Thursday, August 23, 2018

Understanding Leveled Text



I attended a course about Guided reading  which I found to be interesting. It was a good reminder of a lot of things I already knew but it is good to hear it again. The main message from this course was that we need to teach children to be balanced readers, rather than just good at decoding. Comprehension is really important.


The course was referencing the PM readers (my favourites) that we use at school. I hadn’t realised that so much thought and consideration goes into each written text. I learnt that the first contraction the children will meet in a PM reader is in Level 11 ( I’ve- I have). In a well leveled text, nothing is left to chance. They count the amount of words and the number of times that certain high frequency and interest words are allowed to be used in a text, the number of words and lines on each page is important and well considered - who knew??


We were taught that it is important to have more of an understanding of the levels within the structure of PM’s rather than just saying that a level 4 is harder than a level 5 text. The reason why we used leveled text is because as children learn to read, most will become a balanced reader. What is a balanced reader? A balanced reader can decode, correctly say words on the page- pull words apart and put words back together. They will be fluent and have correct phrasing, and they will have a good understanding of what they have read.


I found it interesting to note that fluency and phrasing is leveled just as much as the decoding is leveled. Decoding is the easy part to teach and this is the part that parents of the children we teach see as most important. Often as children move through the levels, we learn that children can decode but can’t answer anything about what they have read.


When a child is 8 years old, they should be decoding 80 words per minute, a 10 year old- 100 words per minute and a 12 year old 120 words per minute.


The early levels are strongly developed for CAPS. There is consistent placement of print and the number of high frequency words are slowly increased as you move through the levels. The return sweep is introduced in level 2 and always for a new sentence. Every level has a repetition rate and new words will be repeated a certain number of times. Between each level, a new word is introduced -1 word in 20.


The phrasing and fluency is carefully planned. Level 15 books have all the line breaks uneven and you will notice conjunctions at the beginning of the line as oppose to Level 30 has very even line breaks and children have to read more than one idea so they are reading compound sentences. Level 20 books no longer have conjunctions at the beginning of the line - they are in the middle and by the time we reach level 30 conjunctions are replaced with commas. I have a new respect for the PM authors.

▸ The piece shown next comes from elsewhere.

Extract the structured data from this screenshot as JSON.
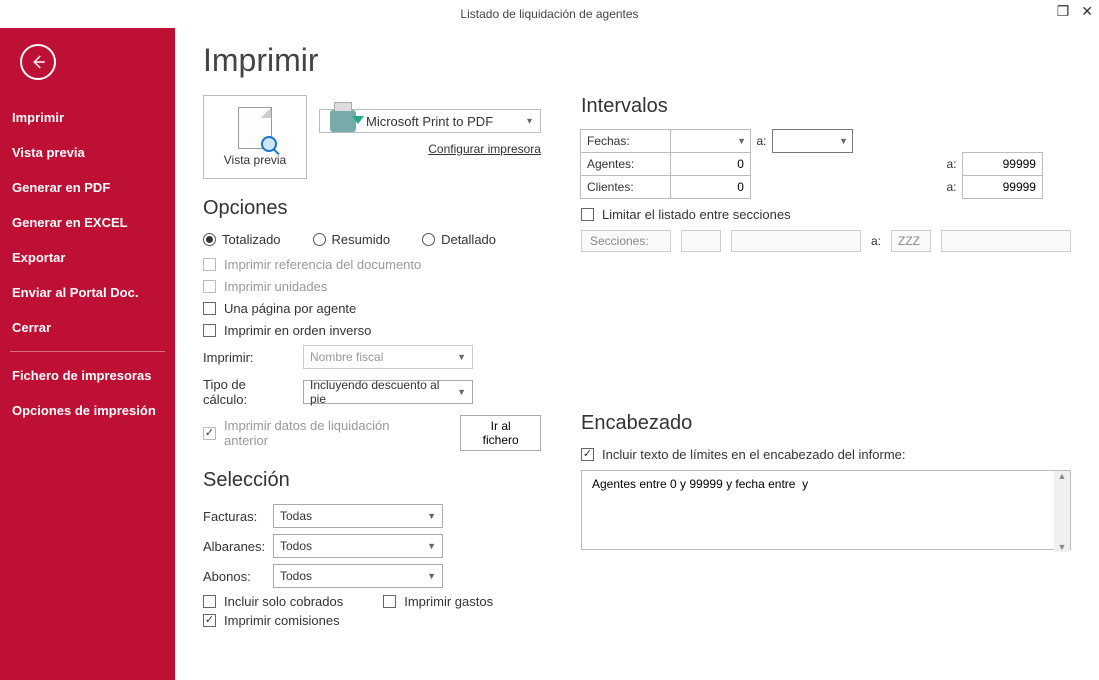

In order to become a balanced reader, children need to be exposed to a lot of different books including narrative, information, explanation etc. Children need to be balanced readers at every level and leveled texts were developed to produce balanced readers. We as teachers of reading need to be careful that we are considering the fact that children need to be balanced readers at every level and not create a race to get to a certain level as fast as we can. We also need to consider the interest level of our readers and the reading age needs to match this. It is easy as teachers to want to race children ahead and this is a timely reminder to slow the process and ensure the children are reading where they should be- not where we would like them to be.